If consciousness was simply a property of certain arrangements of matter, you wouldn't really expect nature to select the ones that can be bricked. But of course both theories are equivalent in practice.

They aren't; mortality of living beings is not more surprising nor requiring additional explanation than the fact that stuff breaks and decays in general (admittedly a hard theological problem, and a shame, but not perplexing in the context of known physics); even evolution of aging and death is relatively well understood and has nothing to do with consciousness (very simple organisms believed to be non-conscious by all sans fringe panpsychists often age and die too). As you admit yourself, this is pointless arguing, not inquiry; but you are intent to drag results of inquiry down to the same level.

In the absence of common metaphysical prior, parsimony is a pretty good criterion to go by. ¬X is more parsimonious than what you offer.

this blinds you, as it has blinded many others, to the ever present limitations of engineering and nature.

I'm cognizant of limitations of engineering and nature. I'm simply skeptical that nature has a great deal of advantage over current engineering in the realm of implementing human-level behaviorally expressed cognition – because I don't see how that advantage could come about, don't see a single damn argument for why it should exist, and crucially just don't see the advantage.

You're buying the hype, like I've seen countless other people buy various forms of it over the years. And like all of them you will be disappointed … This is not to say that the technological changes we are living are not momentous and important. But their prediction is beyond us. And had you more humility you too would recognize it.
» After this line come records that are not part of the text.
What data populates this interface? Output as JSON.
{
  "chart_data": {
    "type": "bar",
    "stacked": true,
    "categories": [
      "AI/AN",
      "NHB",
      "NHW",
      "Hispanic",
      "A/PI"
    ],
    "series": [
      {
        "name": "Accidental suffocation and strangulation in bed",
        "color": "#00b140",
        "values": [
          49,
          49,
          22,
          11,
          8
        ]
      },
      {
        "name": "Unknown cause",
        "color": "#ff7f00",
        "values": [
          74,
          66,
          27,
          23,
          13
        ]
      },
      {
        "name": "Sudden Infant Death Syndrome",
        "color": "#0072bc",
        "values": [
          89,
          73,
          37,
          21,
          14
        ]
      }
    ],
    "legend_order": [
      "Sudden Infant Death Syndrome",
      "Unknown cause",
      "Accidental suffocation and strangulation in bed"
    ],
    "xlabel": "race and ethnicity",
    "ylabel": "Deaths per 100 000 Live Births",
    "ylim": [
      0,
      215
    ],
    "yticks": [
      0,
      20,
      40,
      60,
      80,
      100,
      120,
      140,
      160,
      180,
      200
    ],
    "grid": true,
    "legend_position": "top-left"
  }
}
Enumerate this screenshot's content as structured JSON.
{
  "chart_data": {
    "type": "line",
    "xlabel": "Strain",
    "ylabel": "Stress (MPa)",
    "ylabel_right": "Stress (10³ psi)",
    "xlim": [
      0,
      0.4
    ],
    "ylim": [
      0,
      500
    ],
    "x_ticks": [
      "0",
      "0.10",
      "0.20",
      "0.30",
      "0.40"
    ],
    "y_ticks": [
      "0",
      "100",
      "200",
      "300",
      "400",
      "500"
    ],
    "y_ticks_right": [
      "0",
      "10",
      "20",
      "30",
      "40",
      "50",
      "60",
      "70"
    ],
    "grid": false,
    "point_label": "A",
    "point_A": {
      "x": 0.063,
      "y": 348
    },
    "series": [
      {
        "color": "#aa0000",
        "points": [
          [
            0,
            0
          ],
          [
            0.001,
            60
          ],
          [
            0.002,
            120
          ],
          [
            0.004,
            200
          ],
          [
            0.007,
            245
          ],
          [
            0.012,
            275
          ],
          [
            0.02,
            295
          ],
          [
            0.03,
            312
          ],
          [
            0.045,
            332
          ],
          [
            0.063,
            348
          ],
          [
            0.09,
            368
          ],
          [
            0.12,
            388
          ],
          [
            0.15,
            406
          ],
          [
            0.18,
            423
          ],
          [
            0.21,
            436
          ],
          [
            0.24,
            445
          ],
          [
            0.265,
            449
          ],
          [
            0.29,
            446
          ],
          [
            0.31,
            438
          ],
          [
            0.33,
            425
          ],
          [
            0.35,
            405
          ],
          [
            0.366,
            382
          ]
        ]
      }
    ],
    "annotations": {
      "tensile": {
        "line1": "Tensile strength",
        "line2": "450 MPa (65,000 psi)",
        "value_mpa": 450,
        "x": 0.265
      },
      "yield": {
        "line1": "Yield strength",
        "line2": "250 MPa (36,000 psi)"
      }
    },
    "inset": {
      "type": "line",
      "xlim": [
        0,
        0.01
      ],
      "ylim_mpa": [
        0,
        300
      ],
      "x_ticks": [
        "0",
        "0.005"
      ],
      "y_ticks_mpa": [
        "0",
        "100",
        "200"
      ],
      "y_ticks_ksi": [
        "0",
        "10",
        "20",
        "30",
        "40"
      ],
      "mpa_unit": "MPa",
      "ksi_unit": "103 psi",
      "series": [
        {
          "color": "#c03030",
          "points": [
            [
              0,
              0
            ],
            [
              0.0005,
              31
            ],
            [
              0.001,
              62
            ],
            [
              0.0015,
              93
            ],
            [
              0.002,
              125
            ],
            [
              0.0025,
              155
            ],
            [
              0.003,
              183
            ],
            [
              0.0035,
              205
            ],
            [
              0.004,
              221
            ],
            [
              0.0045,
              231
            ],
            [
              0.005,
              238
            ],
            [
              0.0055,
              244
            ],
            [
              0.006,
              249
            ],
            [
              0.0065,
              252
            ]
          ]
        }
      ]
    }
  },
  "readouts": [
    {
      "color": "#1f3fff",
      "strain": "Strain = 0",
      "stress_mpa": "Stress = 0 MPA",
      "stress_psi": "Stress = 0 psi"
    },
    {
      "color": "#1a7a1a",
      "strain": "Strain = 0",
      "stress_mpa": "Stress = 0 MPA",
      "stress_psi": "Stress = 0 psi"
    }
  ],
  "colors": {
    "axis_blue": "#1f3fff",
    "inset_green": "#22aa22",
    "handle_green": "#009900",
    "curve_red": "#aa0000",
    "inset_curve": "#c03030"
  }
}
Vaticination on top of psychologizing is the opposite of humility, though, and a loud prognosticator preaching humility is always a sad sight. But that's okay, I don't ask you to be humble. Me, I admit not being particularly humble – nor smart, not knowledgeable or insightful or appropriately educated or possessing any other cool status. I'm just confident that my arguments are correct because they are non-contradictory, supported by empirical data and not in conflict with any data I've found.

That's enough for me.

just claim ¬X, where X is the unspecified extra factor you posit

There's no extra factor, I'm just observing something that isn't explained by your theory, through experience itself.

I don't know whether you experience the same phenomenon I do, and frankly that doesn't really matter. Cartesianism isn't a language trick, it's describing something that's just categorically true which I can test right now.

We know the process by which B produces its outputs

This premise is unsubstantiated, is my whole argument.

You're what some philosophers of science call a naïve empiricist in that you deny the existence of a priori knowlege and think that all that can be known can be derived from observation of the natural world and its processes alone.

It is not surprising that you'd find yourself at odds with people like Hynkla and myself who are ostensibly related to mathematics, because math is the most solid and evident form of apriori knowledge we have.

But crucially, qualia is also among that category. Which is why I'm helplessly trying to make you understand that a completely material model of the world is insufficient and flawed and you're most likely never going to agree because you either don't feel the same way I do about experience or you refuse to examine the Cartesian argument critically because materialism is foundational to all that you know to be true, and that's a big ask.

I don't see how that advantage could come about, don't see a single damn argument for why it should exist, and crucially just don't see the advantage

See, who gives a shit about things being advantageous, I want to know what is true.

As for aspersions about my selective skepticism, I resent that. I get in enough arguments about metaphysics with enough people with wildly different opinions to at least be afforded the charity that I'm genuine in my pessimism about the possibility of knowledge.

To start with, I'm always biffing with naive rationalists who believe the exact inverse of what you do, and are also overtly confident in their certainty.